Regulation of the synthesis of 5-phosphoribosyl- i-pyrophosphate in intact red blood cells and in cell-free preparations

Abstract

The metabolic regulation of the synthesis of 5-phosphoribosyl- i-pyrophosphate (PRPP) was investigated in intact erythrocytes and in cell-free enzyme preparations with the aid of specific enzymic assays described in the present communication. The synthesis of PRPP in erythrocytes incubated in saline-glucose medium was strikingly enhanced by increasing the P i content of the medium up to a 60 mM concentration. Incubation of the erythrocytes in the presence of methylene blue or inosine resulted in a marked increase of their steady-state level of Rib-5- P, which showed no relation to the P i concentration in the medium. On the other hand, the stimulation of PRPP formation attending the build-up of the Rib-5- P pool exhibited a strict dependence on an adequately high P 1 level.

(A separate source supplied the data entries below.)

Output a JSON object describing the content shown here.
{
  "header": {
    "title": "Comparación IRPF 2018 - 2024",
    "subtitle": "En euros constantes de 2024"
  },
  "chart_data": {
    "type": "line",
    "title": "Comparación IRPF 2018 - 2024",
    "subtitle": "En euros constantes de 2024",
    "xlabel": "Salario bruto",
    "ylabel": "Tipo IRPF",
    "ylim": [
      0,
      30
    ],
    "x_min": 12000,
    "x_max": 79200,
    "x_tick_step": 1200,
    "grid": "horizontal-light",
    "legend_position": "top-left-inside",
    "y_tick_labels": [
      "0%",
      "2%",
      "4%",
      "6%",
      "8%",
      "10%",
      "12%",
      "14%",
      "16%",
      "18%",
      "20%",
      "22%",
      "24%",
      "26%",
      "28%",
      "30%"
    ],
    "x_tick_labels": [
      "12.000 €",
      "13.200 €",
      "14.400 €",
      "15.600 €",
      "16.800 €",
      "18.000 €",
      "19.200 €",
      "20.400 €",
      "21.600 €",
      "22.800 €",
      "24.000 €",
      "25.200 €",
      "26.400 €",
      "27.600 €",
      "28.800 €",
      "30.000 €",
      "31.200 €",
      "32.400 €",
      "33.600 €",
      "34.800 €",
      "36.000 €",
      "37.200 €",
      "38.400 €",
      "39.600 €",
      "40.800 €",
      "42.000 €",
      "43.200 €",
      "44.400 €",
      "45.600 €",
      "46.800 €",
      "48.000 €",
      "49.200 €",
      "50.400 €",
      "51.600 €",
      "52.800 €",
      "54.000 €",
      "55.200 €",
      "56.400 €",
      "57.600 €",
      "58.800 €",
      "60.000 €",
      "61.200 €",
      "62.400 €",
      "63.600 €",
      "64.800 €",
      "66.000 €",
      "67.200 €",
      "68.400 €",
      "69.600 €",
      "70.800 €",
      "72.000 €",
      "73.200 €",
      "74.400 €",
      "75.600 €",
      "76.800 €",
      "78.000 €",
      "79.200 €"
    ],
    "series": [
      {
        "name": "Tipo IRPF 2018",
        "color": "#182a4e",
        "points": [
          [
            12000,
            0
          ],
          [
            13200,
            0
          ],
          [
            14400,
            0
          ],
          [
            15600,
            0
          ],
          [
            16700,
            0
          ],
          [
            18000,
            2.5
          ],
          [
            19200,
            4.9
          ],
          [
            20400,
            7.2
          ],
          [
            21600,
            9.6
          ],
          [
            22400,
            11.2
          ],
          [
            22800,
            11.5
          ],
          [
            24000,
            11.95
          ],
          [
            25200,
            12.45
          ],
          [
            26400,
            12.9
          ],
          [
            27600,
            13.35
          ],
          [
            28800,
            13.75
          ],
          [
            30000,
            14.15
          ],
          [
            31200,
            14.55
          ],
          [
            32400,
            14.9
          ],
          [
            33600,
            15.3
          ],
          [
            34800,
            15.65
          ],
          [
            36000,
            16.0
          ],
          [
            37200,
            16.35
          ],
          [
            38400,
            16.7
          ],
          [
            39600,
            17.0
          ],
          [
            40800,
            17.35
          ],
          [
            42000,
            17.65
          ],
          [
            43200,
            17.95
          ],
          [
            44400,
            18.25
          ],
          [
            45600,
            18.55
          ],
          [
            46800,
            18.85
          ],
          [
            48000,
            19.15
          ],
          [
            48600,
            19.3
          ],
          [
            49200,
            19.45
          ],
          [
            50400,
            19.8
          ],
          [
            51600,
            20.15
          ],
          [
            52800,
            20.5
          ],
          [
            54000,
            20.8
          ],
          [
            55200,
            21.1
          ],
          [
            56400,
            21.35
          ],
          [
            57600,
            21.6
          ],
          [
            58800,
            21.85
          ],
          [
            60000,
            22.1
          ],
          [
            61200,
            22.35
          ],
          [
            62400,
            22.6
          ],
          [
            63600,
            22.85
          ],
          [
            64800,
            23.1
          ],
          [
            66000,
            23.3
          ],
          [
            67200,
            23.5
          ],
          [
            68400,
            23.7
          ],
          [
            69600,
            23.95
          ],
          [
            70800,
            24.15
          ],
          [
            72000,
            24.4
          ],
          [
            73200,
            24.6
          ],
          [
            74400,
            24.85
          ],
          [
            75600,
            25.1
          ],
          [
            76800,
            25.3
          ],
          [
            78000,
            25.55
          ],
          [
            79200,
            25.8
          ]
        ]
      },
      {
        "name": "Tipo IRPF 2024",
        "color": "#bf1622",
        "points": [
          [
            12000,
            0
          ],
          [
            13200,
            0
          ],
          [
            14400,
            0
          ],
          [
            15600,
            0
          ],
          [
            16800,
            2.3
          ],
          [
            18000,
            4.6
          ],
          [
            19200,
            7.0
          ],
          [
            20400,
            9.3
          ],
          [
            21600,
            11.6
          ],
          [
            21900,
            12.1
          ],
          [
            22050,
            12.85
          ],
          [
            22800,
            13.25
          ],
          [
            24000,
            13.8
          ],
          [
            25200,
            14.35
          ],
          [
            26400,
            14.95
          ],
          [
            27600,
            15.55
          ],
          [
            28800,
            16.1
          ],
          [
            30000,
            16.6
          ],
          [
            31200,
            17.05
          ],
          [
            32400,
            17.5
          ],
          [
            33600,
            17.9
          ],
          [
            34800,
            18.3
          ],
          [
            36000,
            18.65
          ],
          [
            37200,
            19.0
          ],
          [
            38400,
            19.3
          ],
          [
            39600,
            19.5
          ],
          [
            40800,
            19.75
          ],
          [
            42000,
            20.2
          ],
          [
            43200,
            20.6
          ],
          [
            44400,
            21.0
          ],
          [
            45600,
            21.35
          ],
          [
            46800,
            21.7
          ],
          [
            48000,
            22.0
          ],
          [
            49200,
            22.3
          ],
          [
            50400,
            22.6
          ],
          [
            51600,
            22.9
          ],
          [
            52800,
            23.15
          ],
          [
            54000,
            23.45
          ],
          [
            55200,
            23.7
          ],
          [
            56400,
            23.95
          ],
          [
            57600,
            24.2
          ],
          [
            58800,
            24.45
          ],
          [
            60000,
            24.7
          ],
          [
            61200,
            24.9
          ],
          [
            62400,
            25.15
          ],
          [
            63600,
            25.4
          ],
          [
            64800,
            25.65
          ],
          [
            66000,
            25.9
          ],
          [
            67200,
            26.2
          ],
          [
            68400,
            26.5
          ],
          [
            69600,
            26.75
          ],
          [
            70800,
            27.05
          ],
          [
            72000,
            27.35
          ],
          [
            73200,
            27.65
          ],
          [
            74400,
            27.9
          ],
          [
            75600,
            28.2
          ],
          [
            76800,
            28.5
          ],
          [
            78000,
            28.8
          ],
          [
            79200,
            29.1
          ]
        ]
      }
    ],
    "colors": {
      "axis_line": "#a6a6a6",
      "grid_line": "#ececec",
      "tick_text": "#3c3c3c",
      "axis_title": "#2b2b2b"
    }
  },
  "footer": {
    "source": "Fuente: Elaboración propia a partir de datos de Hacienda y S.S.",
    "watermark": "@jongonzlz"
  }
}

These results were taken as evidence that the synthesis of PRPP in the erythrocytes is governed primarily by the P i-dependent catalytic capacity of PRPP synthetase, wherease the rate-limiting role of the intracellular supply of Rib-5- P manifest itself only when the optimum requirement of the system for P i had been satisfied. The activity of PRPP synthetase, as measured in cell-free preparations, was found to be about 200-fold higher than the corresponding rate of PRPP synthesis observed in the intact cells. The catalytic rate of the enzyme was strongly inhibited by ADP, GDP and 2,3-diphosphoglycerate at concentrations close to the physiological levels found in erythrocytes. The inhibition was partially relieved by raising the P i concentration in the reaction mixture over and above the optimum level required in the absence of the inhibitors. The interrelations between P i and the inhibitory metabolites, their implications in the control of the intracellular synthesis of PRPP and the allosteric nature of the underlying molecular mechanism are discussed in the light of available data.